While spending much of our time checking out LG’s latest innovations and being shown the sights of Seoul, it was hard to ignore the heightened tensions with the neighbour state.

The annual military exercises that take place between the US and South Korean forces around this time always tend to raise tensions, with North Korea viewing the training drills as a practice run for invasion.

However, this year the verbal response from the north of the peninsula has stepped up a gear, with a “state of war” being declared.

It was feared that North Korea may take the 101st birthday of the founding father Kim Il Sung as an opportunity for its threatened missile launch or perhaps something more sinister. However, the anniversary came and went without incident, except for some isolated protests in Seoul where South Korean activists burnt effigies of the Kim family in the streets.

With Seoul only an hour or two’s drive away from the border, are the inhabitants of the densely populated metropolis worried about an imminent nuclear missile strike from their neighbours? Not a bit, it would seem.

Obviously it would be unwise for the South Korean government to ignore the rhetoric from Pyongyang, with defence minister Kim Kwan-Jin stating that Seoul is fully prepared for an attack. However, while the authorities are acting with due caution, the general population of Seoul appears to be paying the young despot’s threats very little heed indeed.

It would probably be fair to say that the news of YouTube sensation Psy’s follow-up single to Gangnam Style has generated more buzz here than the bellicose threats from the fledgling dictator. You can hear the Korean rapper’s work being played constantly in bars and shops across the city and we were also treated to his new video several times by our hosts. There are even Gangnam Style socks for sale in the tourist-trap souvenir shops (yes, reader, I bought them).

Questions about the current tensions on the peninsula are generally met by the locals with a friendly chuckle and a reassurance that we’ll be perfectly safe.

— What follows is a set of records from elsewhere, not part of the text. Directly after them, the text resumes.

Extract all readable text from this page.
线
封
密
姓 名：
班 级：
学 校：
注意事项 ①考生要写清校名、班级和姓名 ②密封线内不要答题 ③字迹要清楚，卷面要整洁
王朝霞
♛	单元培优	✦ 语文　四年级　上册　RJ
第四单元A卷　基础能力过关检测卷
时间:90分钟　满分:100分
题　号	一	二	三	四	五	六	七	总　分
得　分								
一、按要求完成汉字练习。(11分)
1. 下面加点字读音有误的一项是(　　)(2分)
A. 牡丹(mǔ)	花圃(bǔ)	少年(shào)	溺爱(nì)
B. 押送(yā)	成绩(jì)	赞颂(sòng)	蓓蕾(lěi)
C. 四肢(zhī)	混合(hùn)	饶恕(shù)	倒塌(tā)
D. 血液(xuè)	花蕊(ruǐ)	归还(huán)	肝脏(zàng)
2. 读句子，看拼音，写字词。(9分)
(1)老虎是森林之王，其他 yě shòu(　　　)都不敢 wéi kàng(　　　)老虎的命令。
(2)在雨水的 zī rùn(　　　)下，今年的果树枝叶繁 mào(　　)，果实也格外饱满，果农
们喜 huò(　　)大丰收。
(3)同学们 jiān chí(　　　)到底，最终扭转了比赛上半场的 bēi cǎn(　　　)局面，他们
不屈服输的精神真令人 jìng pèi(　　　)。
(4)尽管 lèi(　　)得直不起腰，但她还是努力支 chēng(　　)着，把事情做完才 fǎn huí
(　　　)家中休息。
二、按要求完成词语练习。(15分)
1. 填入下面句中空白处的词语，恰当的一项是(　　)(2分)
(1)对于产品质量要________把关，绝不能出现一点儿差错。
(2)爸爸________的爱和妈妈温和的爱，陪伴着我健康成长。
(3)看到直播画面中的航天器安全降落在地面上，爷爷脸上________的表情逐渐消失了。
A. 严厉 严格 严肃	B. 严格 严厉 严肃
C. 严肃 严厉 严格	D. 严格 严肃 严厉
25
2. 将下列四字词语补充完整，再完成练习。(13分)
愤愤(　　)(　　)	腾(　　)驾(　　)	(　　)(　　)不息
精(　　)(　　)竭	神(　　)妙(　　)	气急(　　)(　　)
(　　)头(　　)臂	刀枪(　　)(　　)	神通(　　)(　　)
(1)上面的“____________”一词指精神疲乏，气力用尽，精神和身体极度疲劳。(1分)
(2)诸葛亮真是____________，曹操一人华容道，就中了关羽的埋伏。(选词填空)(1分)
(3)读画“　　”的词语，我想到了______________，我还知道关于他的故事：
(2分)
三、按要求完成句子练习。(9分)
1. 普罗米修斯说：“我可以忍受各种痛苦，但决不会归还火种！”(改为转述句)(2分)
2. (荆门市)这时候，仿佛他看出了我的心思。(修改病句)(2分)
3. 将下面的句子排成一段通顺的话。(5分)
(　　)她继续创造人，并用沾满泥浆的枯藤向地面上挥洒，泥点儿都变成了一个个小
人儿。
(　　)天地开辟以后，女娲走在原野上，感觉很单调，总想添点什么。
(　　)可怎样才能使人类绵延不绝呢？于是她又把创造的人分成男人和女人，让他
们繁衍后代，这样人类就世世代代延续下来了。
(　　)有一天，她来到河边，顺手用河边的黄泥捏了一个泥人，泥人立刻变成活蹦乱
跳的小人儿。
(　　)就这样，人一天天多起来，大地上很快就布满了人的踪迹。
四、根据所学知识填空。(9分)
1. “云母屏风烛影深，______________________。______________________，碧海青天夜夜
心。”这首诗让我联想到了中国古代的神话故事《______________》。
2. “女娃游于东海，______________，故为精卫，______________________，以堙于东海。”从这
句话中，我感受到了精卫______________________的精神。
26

While US President Obama and South Korean President Park Geun-hye are due to meet in Washington DC on 7 May to hammer out a solution, the local population in Seoul appears to be astoundingly nonplussed about the threats, having heard a lot of the same in the past.

Writing in the Korea Times, columnist Donald Kirk said:

On the streets of Seoul, no one is talking about war or looking for bomb shelters. Armageddon, Koreans believe, is not at hand. The mood is all for peace and dialogue. The question remains where, how, on what terms and to what end.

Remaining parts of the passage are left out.